Mr Munro also suggests bringing in plenty of fresh air, keeping surfaces dust-free and getting rid of excess furniture and nick-nacks.
“Stuffing our home causes us to feel lethargic and tired, and is often linked to weight gain,” he says. “Removing excess items and clearing out the areas that have been disorganised for a period of time will lift your mood and have you feeling energised instantly.”
Adelaide home stylist Marie Kargiotis conducts detox sessions for spaces in the home.
She agrees many people just hold on to too much stuff.
“Seventy-five per cent of people engage in excess buying which results in clutter and hoarding,” she says.

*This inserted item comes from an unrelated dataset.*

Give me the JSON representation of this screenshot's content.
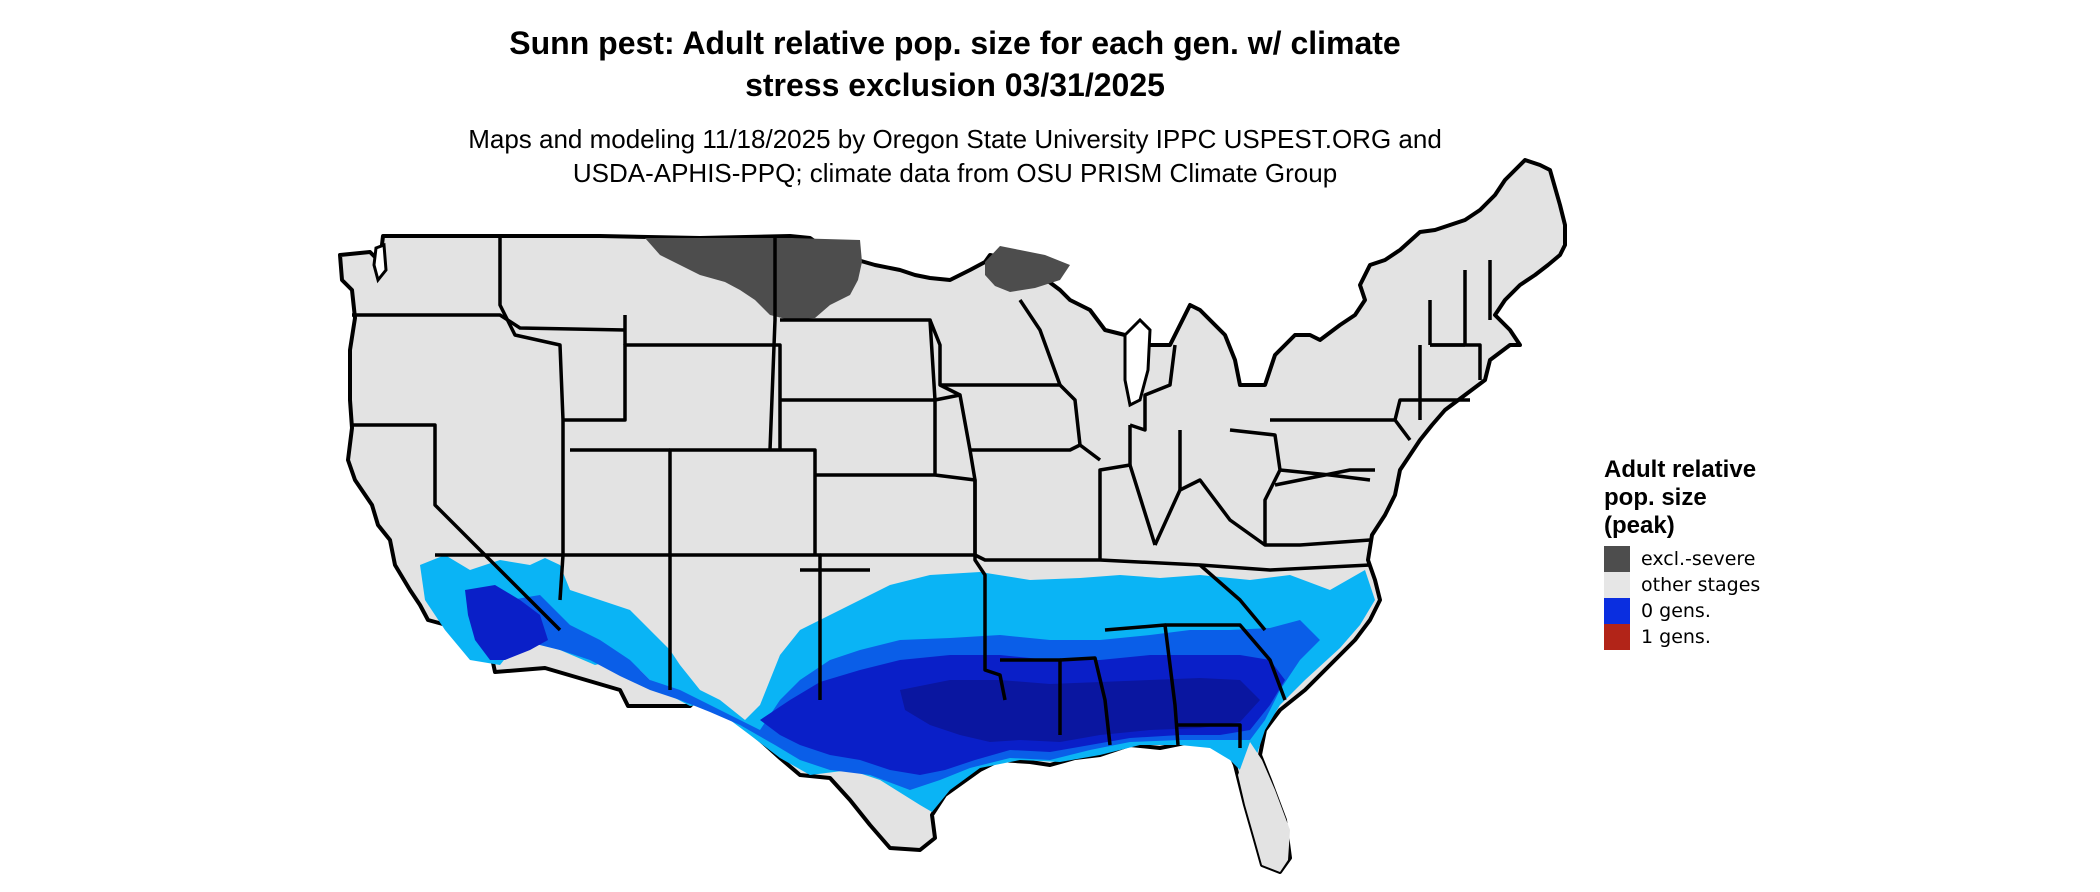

“It’s proven, if you have an organised space, you are mentally organised and the risks of stress and anxiety are reduced.”
Other tips for the home include turning the mattress every four months, and using natural cleaning solutions such as lemon juice, vinegar and bicarb soda mixtures.
Feng shui principles can also be adopted. Mr Munro’s top tips include leaving flowers out of the bedroom (they zap energy while you sleep) and keeping fruit on the dining room table.
“This shows abundance to the universe,” Mr Munro says.
Homewares and fashion boutique owner Lucy MacGill detoxes her home regularly.
“The way I see it, detoxing your home is no different than your body,” she says.
“Throw out anything that clutters your home and is of no value. Give it as gifts or to charity – added value for all.”